12 Dec 2022 12:38 PM GMT
The Minister of State in the Ministry of Corporate Affairs, Rao Inderjit Singh, on Monday, while tabling written answers to two unstarred questions tendered in the Lok Sabha, informed that the Central Government was not considering to amend the Insolvency and Bankruptcy Code, 2016 in order to tackle the issue of pendency of cases. The questions, unstarred ones, came from Congress...
The Minister of State in the Ministry of Corporate Affairs, Rao Inderjit Singh, on Monday, while tabling written answers to two unstarred questions tendered in the Lok Sabha, informed that the Central Government was not considering to amend the Insolvency and Bankruptcy Code, 2016 in order to tackle the issue of pendency of cases.
The questions, unstarred ones, came from Congress MP Manish Tiwari and in another set, jointly by Congress MP Ramya Haridas and Bharatiya Janata Party MP Poonam Mahajan.
Haridas and Mahajan, expressed concerns in their questions by seeking information on the total number of cases pending before the National Company Law Tribunal (NCLT) under the provisions of the IBC during the last three years and what steps were taken by the Government to reduce the delays in disposal of cases. The MP's had also sought information on whether the Government had any proposal to amend the IBC, with an aim to reduce the procedural delays.
In similar vein, Tiwari sought details on the number of vacancies which currently exist in the NCLT as against the bench-wise sanctioned strength of its members, whether the Government was aware of such shortage of manpower and on the steps taken by it to ensure that vacancies are filled. The MP had also sought details of the average time taken for resolution under the IBC in last six years, and whether the average time taken for resolution was greater than the stipulated time frame of 330 days, with reasons if so was the case.
Tendering the official stand of the Government, the Minister informed that currently, there are 12,871 cases pending under IBC before the NCLT (as on 31.10.2022). As for the shortage of manpower, the answer stated that vacancies were being filled from time to time.
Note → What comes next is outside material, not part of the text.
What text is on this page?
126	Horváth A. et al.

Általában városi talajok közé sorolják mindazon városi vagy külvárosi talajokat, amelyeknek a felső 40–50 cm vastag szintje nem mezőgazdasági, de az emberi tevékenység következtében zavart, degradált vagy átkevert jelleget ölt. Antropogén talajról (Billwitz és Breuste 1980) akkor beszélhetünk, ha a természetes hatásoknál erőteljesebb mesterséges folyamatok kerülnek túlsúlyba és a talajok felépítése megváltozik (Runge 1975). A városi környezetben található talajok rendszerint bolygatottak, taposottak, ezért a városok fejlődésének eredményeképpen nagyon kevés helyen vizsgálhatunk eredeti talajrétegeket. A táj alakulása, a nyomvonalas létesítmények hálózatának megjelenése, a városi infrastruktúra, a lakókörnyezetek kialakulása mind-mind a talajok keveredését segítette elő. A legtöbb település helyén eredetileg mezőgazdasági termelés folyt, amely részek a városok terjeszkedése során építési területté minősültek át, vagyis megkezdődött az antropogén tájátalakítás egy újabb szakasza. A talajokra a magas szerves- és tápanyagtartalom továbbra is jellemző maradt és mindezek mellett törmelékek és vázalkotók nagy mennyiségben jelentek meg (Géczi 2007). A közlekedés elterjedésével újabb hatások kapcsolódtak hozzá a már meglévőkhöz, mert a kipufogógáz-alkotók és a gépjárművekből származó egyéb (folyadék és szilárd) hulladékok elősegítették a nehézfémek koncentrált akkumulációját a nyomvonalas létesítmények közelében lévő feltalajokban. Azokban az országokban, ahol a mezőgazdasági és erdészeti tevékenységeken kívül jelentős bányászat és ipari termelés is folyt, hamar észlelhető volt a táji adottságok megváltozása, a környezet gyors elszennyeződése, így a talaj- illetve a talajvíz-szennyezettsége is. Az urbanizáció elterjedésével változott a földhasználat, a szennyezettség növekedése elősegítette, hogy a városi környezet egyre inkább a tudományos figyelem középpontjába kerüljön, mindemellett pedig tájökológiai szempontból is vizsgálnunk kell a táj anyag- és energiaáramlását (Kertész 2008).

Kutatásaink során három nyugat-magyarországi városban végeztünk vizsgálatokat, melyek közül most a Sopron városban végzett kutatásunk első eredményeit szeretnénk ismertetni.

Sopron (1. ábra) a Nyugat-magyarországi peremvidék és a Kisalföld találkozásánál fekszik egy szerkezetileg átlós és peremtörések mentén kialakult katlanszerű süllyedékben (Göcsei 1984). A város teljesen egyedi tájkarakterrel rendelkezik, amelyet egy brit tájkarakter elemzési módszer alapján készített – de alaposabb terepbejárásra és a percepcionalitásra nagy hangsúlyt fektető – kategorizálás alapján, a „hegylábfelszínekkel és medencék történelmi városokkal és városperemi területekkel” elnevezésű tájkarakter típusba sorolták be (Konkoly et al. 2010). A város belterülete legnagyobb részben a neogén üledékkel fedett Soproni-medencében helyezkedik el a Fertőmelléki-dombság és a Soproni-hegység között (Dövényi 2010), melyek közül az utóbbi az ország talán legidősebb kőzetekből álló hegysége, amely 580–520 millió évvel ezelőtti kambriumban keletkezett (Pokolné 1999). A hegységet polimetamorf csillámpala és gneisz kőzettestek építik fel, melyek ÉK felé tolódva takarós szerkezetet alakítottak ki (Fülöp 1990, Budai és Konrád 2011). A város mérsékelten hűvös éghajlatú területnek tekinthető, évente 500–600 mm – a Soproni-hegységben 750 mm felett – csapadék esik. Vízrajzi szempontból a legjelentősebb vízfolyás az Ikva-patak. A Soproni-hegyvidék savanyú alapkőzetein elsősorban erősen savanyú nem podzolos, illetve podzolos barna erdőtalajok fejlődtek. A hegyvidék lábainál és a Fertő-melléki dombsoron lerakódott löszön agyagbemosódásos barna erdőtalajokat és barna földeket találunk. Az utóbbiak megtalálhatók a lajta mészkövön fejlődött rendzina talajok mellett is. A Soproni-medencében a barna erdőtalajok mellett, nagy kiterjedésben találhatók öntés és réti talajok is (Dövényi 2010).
Notably, as per Centre's own answer, there are currently 39 officials (01 President and 37 Members) in NCLT, as against the sanctioned strength of 63 (01 President and 62 Members), which shows that there is a shortfall of 25 members in the NCLT.
Regarding the average time that it has been taking for cases to be resolved, an upward trend was noted, where on average, one case now takes around 679 days to be resolved (as against the statutory stipulated time limit of 330 days). Evidently, in the year 2017-18, average time it took for a case to be resolved was 230 days, and the average being 326 days for 2018-19.
The Ministry attributed delayed disposal to associated litigation since, with duration and passage of time, average number of interlocutory applications in the cases has increased, which also impacts the realizable value of assets.